In Ontario, it's getting wider and deeper. Education Minister Lisa Thompson announced this week that by increasing average class size in the province's high schools, students would be prepared "for the reality of post-secondary, as well as the world of work."
Remember, she was talking average class sizes. What that means is that lots of classes will be in the 35 to 40 student range. That's not alarmist. I taught back in the days when the average was 28. I routinely taught classes of 36 to 38 students.
The Minister has been smoking something funny. Kristi Rushowy writes:
Thompson’s comment drew the ire of educators, with one calling it “outlandish.”

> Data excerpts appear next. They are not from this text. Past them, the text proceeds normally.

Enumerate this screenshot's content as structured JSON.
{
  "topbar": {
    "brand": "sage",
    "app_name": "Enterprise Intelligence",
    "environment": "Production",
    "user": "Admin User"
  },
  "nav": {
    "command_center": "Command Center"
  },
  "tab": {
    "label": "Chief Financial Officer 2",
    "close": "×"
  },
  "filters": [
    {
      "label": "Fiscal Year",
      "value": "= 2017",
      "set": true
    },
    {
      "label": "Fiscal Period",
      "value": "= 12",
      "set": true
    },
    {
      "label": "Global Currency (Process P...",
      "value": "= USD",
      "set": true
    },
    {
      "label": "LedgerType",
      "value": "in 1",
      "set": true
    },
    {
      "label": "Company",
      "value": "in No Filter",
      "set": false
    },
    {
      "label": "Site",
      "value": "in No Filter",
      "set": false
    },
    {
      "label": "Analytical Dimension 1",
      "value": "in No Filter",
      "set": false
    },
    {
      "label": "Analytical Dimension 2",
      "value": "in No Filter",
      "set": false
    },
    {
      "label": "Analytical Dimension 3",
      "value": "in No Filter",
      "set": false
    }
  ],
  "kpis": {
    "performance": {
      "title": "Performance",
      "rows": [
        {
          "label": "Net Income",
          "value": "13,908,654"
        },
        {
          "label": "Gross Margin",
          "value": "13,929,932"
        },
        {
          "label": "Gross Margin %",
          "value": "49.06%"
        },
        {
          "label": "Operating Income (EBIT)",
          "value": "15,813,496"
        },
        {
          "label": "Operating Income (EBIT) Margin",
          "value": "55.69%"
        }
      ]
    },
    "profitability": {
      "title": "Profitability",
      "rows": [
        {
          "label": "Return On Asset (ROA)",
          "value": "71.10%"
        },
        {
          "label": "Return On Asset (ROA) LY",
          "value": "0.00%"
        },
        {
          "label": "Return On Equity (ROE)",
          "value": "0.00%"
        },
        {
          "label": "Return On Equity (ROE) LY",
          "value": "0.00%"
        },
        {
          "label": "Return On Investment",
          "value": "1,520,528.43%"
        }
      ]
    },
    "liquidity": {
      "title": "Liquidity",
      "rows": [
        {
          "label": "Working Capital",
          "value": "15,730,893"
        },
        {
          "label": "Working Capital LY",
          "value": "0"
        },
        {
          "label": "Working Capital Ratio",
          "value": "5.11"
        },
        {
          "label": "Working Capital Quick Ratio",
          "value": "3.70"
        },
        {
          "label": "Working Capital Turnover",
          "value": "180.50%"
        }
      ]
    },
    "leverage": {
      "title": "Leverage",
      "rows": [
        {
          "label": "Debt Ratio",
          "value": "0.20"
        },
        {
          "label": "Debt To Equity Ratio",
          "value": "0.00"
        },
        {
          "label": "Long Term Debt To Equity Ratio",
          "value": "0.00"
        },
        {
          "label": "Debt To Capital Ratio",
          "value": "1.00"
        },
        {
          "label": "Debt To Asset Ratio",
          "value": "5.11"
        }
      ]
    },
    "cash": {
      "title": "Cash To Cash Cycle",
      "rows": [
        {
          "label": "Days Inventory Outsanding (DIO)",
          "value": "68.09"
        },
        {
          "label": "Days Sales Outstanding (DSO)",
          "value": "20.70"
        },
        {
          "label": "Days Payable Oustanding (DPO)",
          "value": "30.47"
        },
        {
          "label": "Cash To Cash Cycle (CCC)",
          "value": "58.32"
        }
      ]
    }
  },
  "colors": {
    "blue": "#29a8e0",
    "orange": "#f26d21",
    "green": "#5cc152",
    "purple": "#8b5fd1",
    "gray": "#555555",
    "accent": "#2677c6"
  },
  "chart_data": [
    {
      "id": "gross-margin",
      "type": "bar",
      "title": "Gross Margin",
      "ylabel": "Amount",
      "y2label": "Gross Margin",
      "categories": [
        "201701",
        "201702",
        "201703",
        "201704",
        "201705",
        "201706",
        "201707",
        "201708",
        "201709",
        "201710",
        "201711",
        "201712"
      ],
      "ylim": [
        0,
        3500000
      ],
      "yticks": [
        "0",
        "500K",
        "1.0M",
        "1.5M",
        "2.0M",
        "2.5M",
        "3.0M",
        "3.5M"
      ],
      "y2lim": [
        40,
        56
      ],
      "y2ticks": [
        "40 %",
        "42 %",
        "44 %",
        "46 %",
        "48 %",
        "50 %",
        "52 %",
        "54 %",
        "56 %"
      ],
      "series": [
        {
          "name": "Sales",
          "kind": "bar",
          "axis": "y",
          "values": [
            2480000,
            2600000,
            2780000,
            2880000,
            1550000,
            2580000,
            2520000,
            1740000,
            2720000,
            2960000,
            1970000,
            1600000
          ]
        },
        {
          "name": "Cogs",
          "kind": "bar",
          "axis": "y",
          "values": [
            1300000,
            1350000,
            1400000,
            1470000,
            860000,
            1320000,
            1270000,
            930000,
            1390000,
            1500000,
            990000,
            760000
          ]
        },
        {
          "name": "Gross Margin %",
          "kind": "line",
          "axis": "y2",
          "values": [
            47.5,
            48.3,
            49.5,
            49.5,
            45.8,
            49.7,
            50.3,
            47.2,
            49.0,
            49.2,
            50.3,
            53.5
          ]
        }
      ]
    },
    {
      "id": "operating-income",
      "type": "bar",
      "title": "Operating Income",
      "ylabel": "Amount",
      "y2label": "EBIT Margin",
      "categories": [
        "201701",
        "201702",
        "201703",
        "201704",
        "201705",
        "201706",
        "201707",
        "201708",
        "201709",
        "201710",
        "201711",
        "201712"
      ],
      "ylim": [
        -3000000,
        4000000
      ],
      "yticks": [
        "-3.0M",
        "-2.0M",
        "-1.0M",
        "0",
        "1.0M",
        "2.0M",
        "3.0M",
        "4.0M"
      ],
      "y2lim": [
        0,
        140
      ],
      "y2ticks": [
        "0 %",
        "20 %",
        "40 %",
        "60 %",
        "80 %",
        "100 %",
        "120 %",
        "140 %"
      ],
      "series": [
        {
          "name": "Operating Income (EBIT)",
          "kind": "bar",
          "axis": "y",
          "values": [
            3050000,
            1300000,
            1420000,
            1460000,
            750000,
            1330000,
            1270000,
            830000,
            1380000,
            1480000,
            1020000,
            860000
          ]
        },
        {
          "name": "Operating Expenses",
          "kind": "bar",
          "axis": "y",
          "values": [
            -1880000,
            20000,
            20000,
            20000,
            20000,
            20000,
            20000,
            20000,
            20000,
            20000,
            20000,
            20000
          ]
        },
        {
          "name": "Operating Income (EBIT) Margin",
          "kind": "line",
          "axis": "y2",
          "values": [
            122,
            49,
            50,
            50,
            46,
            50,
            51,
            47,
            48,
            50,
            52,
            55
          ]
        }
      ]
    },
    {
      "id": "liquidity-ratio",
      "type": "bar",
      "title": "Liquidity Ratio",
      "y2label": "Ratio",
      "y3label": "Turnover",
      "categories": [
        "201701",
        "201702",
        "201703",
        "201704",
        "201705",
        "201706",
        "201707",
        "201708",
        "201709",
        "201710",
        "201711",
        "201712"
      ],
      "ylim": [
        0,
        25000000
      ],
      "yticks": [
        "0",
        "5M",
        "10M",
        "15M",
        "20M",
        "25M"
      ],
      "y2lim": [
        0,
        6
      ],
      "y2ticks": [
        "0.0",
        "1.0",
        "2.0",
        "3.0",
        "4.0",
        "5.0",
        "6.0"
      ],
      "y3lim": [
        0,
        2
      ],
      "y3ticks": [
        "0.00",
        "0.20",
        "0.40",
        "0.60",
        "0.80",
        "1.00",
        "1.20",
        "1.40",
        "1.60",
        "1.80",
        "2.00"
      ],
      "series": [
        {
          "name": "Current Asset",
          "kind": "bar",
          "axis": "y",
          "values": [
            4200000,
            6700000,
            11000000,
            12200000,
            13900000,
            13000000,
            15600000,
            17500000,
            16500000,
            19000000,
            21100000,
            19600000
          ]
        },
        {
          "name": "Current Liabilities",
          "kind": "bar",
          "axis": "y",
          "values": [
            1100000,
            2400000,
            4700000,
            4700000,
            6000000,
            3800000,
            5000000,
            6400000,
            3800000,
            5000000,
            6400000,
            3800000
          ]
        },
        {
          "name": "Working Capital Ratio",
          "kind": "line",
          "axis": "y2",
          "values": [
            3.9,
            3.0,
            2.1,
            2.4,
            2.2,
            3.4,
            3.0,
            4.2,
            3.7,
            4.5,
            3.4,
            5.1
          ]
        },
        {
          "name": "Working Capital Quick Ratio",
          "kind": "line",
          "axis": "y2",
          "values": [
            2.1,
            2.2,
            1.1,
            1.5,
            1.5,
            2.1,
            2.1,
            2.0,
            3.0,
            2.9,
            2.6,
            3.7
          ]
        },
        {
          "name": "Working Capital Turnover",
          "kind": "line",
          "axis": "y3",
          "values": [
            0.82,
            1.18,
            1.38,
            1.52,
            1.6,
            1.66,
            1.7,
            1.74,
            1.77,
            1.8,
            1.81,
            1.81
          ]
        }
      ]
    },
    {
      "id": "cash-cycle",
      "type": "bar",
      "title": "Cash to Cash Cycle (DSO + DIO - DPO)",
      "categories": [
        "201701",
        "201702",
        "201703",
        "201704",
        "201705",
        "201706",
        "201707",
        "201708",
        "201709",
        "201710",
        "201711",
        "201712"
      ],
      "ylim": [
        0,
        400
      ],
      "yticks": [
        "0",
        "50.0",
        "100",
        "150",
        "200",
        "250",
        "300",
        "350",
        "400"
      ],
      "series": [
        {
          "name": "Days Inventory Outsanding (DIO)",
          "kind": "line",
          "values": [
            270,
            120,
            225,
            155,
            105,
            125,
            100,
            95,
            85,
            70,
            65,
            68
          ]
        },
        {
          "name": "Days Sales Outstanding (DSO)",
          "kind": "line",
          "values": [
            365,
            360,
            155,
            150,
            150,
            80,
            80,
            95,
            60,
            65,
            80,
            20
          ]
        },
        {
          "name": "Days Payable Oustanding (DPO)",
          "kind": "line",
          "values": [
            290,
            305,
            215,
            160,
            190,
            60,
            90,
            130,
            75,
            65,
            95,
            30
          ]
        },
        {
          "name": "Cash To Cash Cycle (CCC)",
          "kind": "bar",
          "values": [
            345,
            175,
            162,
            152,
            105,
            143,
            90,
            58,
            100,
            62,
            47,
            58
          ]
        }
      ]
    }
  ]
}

“There is no evidence that larger class sizes increase resiliency,” said Harvey Bischof, president of the Ontario Secondary School Teachers’ Federation, adding that as class sizes have shrunk in recent years, student achievement and graduation rates have shot up.
The minister, he said, “hedges, obfuscates and spins” to avoid talking about the cuts being made to education, accusing the Ford government of being “willing to sacrifice quality” to save money.
Andrea Horvath understands what's going on:
NDP Leader Andrea Horwath accused the Ford government of cutting $1 billion from education, “cramming more students into crowded classrooms” and turning the system into the “Hunger Games.”
“I mean, if students are being told they’ve got to make it on their own, they’ve got to fight for (teacher) attention, the government is bringing the Hunger Games into our schools,” she said, referring to the popular books and movies about a dystopian society where youth are forced to fight one another to the death.
The government has estimated it will save about $250 million in the first year alone with the loss of teaching positions.
Like most modern conservatives, the Fordians know the cost of everything and the value of nothing. That's why, in Ontario, the stuff that comes out of the back end of a cow keeps getting wider and deeper.